Gönül Sultanları.com >  Peygamber Efendimiz > Hendek Gazası > Hendeği nerede kazalım?
Hendeği nerede kazalım?
Resulullah, Eshabdan birkaç kişi alarak,
Keşfe çıktı birlikte, etrafı dolaşarak.

Hendeğin, nerelere kazılması babında,
İstişare eyledi Eshabı arasında.

Medine’nin güneyi, sık ağaçlık idi hep.
Düşman saldıramazdı buradan bundan sebep.

Beni Kureyza kavmi vardı ki doğuda hem,
Onlarla, bir andlaşma yapmıştı Fahr-i âlem.

Batı ve kuzey ise, açık arazilerdi.
Düşmanlar, bu yönlerden saldırabilirlerdi.

Hendeğin, bu yerlere kazılması babında,
Bir karara varılıp ve başlandı anında.

Her sahabi, üç metre bir yeri kazacaktı.
Derinlik, iki adam boyunda olacaktı.

Genişliğe gelince, süratle koşan bir at,
Yetirememeliydi geçmeye güç ve takat.

Lakin zaman pek azdı, zira düşman, Mekke’den,
Çıkmış ve Medine’ye varırdı çok geçmeden.

Peygamber efendimiz, gelerek kendi bizzat,
Vurdular ilk kazmayı, Besmeleyle o saat.

Kahraman Eshabını teşvik etmek için de,
Bizzat çalışıyordu hendek kazma işinde.

Sahabiler dedi ki Ona: (Ya Resulallah!
Canımız, her şeyimiz fedadır sana vallah.

Hendek kazma işini, bizler hallediyoruz.
Sizin çalışmanızı biz arzu etmiyoruz.)

Şöyle buyurdular ki Resulullah Eshaba:
(Ortak olmak isterim, ben dahi bu sevaba.)

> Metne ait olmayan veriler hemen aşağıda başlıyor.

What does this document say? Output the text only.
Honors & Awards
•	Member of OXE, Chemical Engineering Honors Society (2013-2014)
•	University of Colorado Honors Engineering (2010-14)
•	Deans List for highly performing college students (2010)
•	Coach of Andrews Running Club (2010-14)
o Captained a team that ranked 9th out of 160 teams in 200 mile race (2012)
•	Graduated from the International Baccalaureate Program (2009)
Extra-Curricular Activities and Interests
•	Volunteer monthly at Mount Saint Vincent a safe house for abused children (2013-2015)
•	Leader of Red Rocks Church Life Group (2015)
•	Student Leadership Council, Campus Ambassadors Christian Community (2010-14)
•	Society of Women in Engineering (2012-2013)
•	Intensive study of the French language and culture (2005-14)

Mevsim kış olduğundan, çok soğuktu havalar.
Hem kuraklık ve kıtlık var idi o aralar.

Bu yüzden Resulullah, hem de Eshab-ı kiram,
Müthiş açlık içinde bulunuyorlardı tam.

Taş bağlıyorlardı da karınlarına hatta,
Gevşeklik yapmazlardı, yine hendek kazmakta.

Resulullah, kendini asla düşünmüyordu.
Eshabının halini görüp üzülüyordu.

Bir yanda kış ve soğuk, bir yanda açlık vardı.
Yine de aşk ve şevkle hep çalışıyorlardı.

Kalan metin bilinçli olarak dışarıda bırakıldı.